Researchers from the University of California, San Diego, have used a supercomputer to reveal the atomic makeup of the sugar-like molecules that help the coronavirus infect cells in the human body. The supercomputer performed simulations that showed these molecules change the shape of coronavirus proteins, which makes it easier for coronavirus to infect cells.
Researchers from MIT and Ava Robotics, a firm based in Massachusetts that develops robots, have created an autonomous robot that can disinfect a 4,000 square foot warehouse in 30 minutes. The groups built the robot, which uses UV-C light to clean surfaces, for the Greater Boston Food Bank. The researchers first teleoperated the robot to teach it how to navigate the food bank’s warehouse.
The state of Victoria, Australia, has sequenced roughly 80 percent of its COVID-19 cases, helping it identify specific outbreaks and infection-control failures. Researchers sequence the genome of the virus in different patients to identify linked transmissions, and researchers in Victoria used genomic sequencing to discover many early infections in Melbourne likely came from a “super spreader” of COVID-19. Sequencing also helped the state learn that a hotel quarantine program in May and June was not stopping the spread of coronavirus.

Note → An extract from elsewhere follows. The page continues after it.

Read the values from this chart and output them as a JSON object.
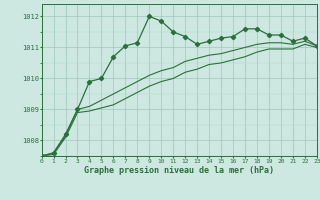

Transportation and logistics firm XPO Logistics is using an AI-powered robot to train employees on the layouts of its warehouses. The robot, which uses sensors such as laser pulses to determine the distance between itself and other objects, creates virtual maps of warehouses. It then teaches employees where items are in the warehouse.
Transport Genie, a technology firm based in Canada, has created a system of sensors to ensure the health and safety of livestock in transport. The system includes wireless sensors inside trailers that monitor factors such as temperature, humidity, and the braking and acceleration of a vehicle. The system can provide data to drivers in real-time and provide inputs to heating, cooling, and misting systems that can automatically activate at specific thresholds.
Microsoft has used AI to enable participants video chatting in Teams to be in a fixed virtual setting, such as in an auditorium or meeting room. The AI-enabled software creates a cutout of users’ live images and then places them in a shared environment to create a feeling that participants are in the same room.
Researchers from Ben-Gurion University of the Negev in Israel have developed an AI-enabled system that can predict the location of pilots flying drones in restricted airspace. The system uses a neural network, which the researchers trained on footage of drones flown by pilots in known locations, to analyze flight patterns. These patterns, such as a pilot’s tendency to fly a drone in a path around a central point, helped the system detect the location of operators with 78 percent accuracy.